You don't need to test again. Your doctor sounds like he is not very educated on HIV. Oral sex is not a risk. You took a needless test and his recommendation for you to take another is a worry about his level of HIV knowledge as a physician. No risk, so no your result will not change. (and you don't need a test.)
You can breathe easy.
Here's the short answer on STI's for oral sex in general, and HIV in particular: oral sex is generally pretty safe - not 100% safe for STI's, but safe enough that you don't really need to worry about it. For a number of reasons, STI's just don't transmit easily that way. Among STI's, the one you're most likely to acquire through oral sex is gonorrhea, but, unless you're showing symptoms (discharge, pain during urination) within a few days, you don't have much to worry about. Other STI's (herpes, syphilis) can be transmitted by oral sex, but, unless you could see an obvious sore or lesion, you don't have much to worry about.
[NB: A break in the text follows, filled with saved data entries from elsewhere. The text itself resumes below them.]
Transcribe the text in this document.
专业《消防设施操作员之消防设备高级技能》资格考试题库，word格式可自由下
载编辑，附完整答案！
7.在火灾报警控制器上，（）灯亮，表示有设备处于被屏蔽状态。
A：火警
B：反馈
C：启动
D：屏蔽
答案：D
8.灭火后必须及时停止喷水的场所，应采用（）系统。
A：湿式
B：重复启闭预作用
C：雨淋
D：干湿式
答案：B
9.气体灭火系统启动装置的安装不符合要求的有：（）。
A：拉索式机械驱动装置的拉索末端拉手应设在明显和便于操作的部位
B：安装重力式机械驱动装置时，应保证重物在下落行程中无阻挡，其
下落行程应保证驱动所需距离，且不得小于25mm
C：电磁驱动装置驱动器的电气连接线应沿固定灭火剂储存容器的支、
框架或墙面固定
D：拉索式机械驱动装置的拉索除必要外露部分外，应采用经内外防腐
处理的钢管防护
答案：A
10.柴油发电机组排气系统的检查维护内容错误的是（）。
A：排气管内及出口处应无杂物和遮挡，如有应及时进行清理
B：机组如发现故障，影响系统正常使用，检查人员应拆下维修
As for HIV transmission, there is some risk to the receptive partner (the person giving the blow job) if the insertive partner (the person receiving the blowjob) were HIV positive (about 1 in 2500). For the person receiving the blowjob, however, the odds are almost zero that you could have caught anything, even if the partner were HIV positive.
So, long answer short, sleep easy. You have no chance of catching HIV from this encounter.